Acrescente-se, ainda, que poderiam as partes apresentar, em consenso, a relação de matérias controvertidas, bem como incontroversas, principalmente no sentido de propiciar o julgamento antecipado da lide. Tal hipótese, por si só, tem o condão de eliminar futura alegação de nulidade da decisão por cerceamento de defesa.

Cumpre pontuar que não apenas é possível, como salutar, adaptar o procedimento antes mesmo de instaurada a demanda judicial, ou seja, preventivamente e no contrato em que se estabeleceram as obrigações de cada uma das partes.
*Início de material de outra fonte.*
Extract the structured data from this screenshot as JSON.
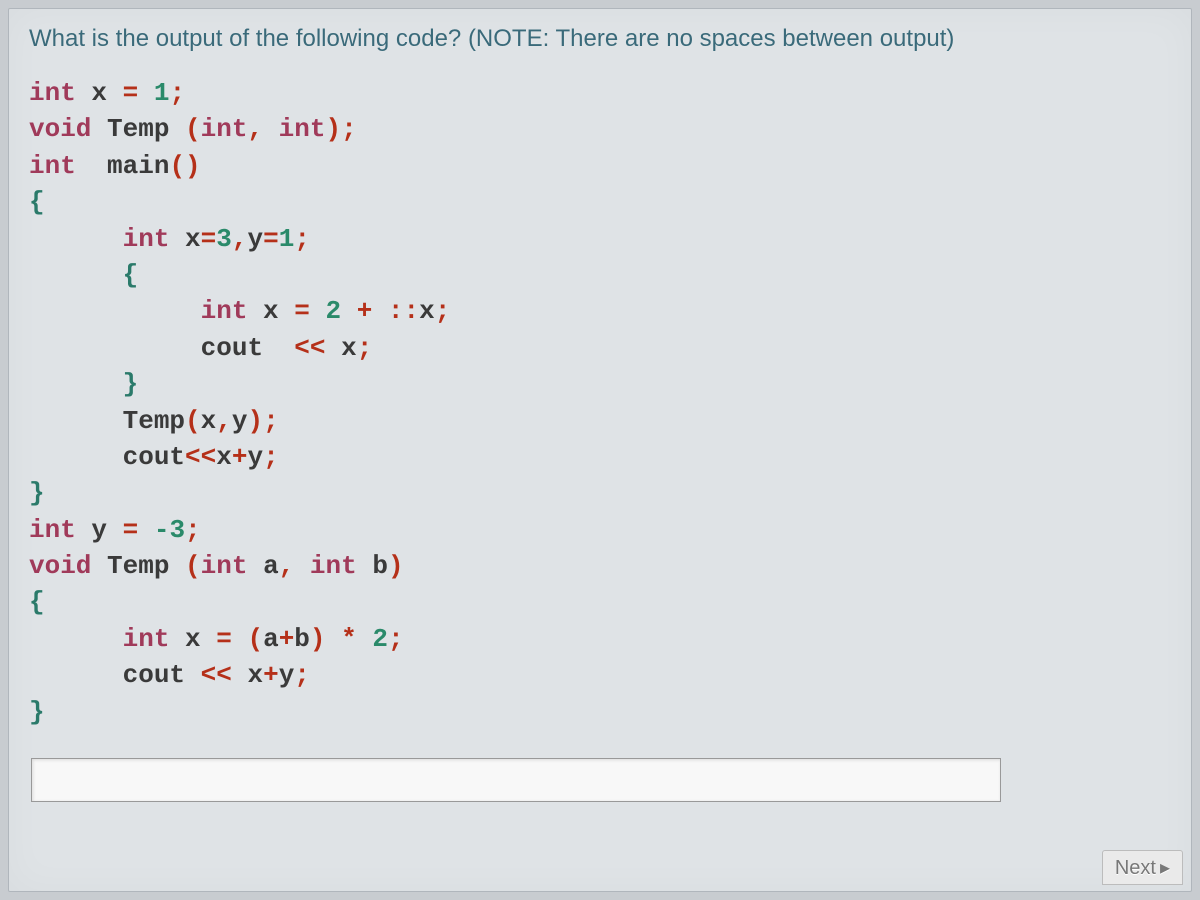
{
  "question": "What is the output of the following code? (NOTE: There are no spaces between output)",
  "code": {
    "l1": {
      "kw": "int",
      "id": " x ",
      "op1": "=",
      "num": " 1",
      "op2": ";"
    },
    "l2": {
      "kw1": "void",
      "id1": " Temp ",
      "op1": "(",
      "kw2": "int",
      "op2": ",",
      "kw3": " int",
      "op3": ");"
    },
    "l3": {
      "kw": "int",
      "id": "  main",
      "op": "()"
    },
    "l4": {
      "brace": "{"
    },
    "l5": {
      "kw": "int",
      "id1": " x",
      "op1": "=",
      "num1": "3",
      "op2": ",",
      "id2": "y",
      "op3": "=",
      "num2": "1",
      "op4": ";"
    },
    "l6": {
      "brace": "{"
    },
    "l7": {
      "kw": "int",
      "id": " x ",
      "op1": "=",
      "num": " 2 ",
      "op2": "+ ::",
      "id2": "x",
      "op3": ";"
    },
    "l8": {
      "id1": "cout  ",
      "op1": "<<",
      "id2": " x",
      "op2": ";"
    },
    "l9": {
      "brace": "}"
    },
    "l10": {
      "id": "Temp",
      "op1": "(",
      "id2": "x",
      "op2": ",",
      "id3": "y",
      "op3": ");"
    },
    "l11": {
      "id1": "cout",
      "op1": "<<",
      "id2": "x",
      "op2": "+",
      "id3": "y",
      "op3": ";"
    },
    "l12": {
      "brace": "}"
    },
    "l13": {
      "kw": "int",
      "id": " y ",
      "op1": "=",
      "num": " -3",
      "op2": ";"
    },
    "l14": {
      "kw1": "void",
      "id1": " Temp ",
      "op1": "(",
      "kw2": "int",
      "id2": " a",
      "op2": ",",
      "kw3": " int",
      "id3": " b",
      "op3": ")"
    },
    "l15": {
      "brace": "{"
    },
    "l16": {
      "kw": "int",
      "id": " x ",
      "op1": "=",
      "op2": " (",
      "id2": "a",
      "op3": "+",
      "id3": "b",
      "op4": ") * ",
      "num": "2",
      "op5": ";"
    },
    "l17": {
      "id1": "cout ",
      "op1": "<<",
      "id2": " x",
      "op2": "+",
      "id3": "y",
      "op3": ";"
    },
    "l18": {
      "brace": "}"
    }
  },
  "answer_value": "",
  "next_label": "Next"
}
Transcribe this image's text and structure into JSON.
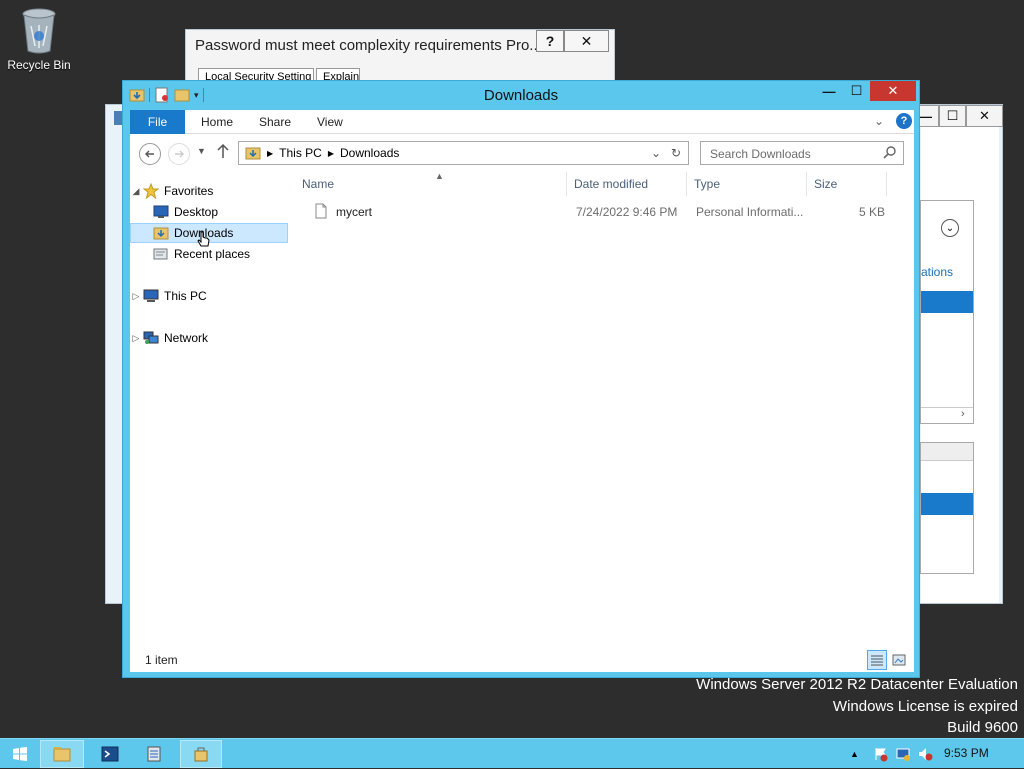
{
  "desktop": {
    "recycle_bin_label": "Recycle Bin",
    "watermark": [
      "Windows Server 2012 R2 Datacenter Evaluation",
      "Windows License is expired",
      "Build 9600"
    ]
  },
  "password_dialog": {
    "title": "Password must meet complexity requirements Pro...",
    "help_label": "?",
    "close_label": "✕",
    "tabs": [
      "Local Security Setting",
      "Explain"
    ]
  },
  "background_window": {
    "link_text": "ations",
    "min_label": "—",
    "max_label": "☐",
    "close_label": "✕"
  },
  "explorer": {
    "title": "Downloads",
    "window_controls": {
      "min": "—",
      "max": "☐",
      "close": "✕"
    },
    "ribbon": {
      "file_tab": "File",
      "tabs": [
        "Home",
        "Share",
        "View"
      ],
      "help": "?"
    },
    "address": {
      "crumbs": [
        "This PC",
        "Downloads"
      ]
    },
    "search_placeholder": "Search Downloads",
    "nav_tree": {
      "favorites": "Favorites",
      "desktop": "Desktop",
      "downloads": "Downloads",
      "recent": "Recent places",
      "this_pc": "This PC",
      "network": "Network"
    },
    "columns": [
      "Name",
      "Date modified",
      "Type",
      "Size"
    ],
    "files": [
      {
        "name": "mycert",
        "date": "7/24/2022 9:46 PM",
        "type": "Personal Informati...",
        "size": "5 KB"
      }
    ],
    "status": "1 item"
  },
  "taskbar": {
    "clock": "9:53 PM"
  },
  "colors": {
    "window_frame": "#5bc7ec",
    "file_tab": "#1979ca",
    "selection": "#cce8ff",
    "close_button": "#c7372f",
    "taskbar": "#5dc8ec",
    "desktop": "#2d2d2d"
  }
}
Nesse sentido, destacam-se: a cláusula de eleição de foro; a citação judicial através de aplicativo de mensagens instantâneas (“Whatsapp” e “Telegram”, por exemplo); a escolha do perito em caso de ser necessário conhecimento técnico; distribuição sobre os custos do processo judicial; etc.

Uma maior utilização de convenções processuais inseridas em um negócio jurídico (um contrato de compra e venda, por exemplo), ou seja, firmadas antes de instaurada uma demanda judicial e normalmente anterior ao surgimento de alguma controvérsia, podem ser uma lição decorrente do atual momento de crise.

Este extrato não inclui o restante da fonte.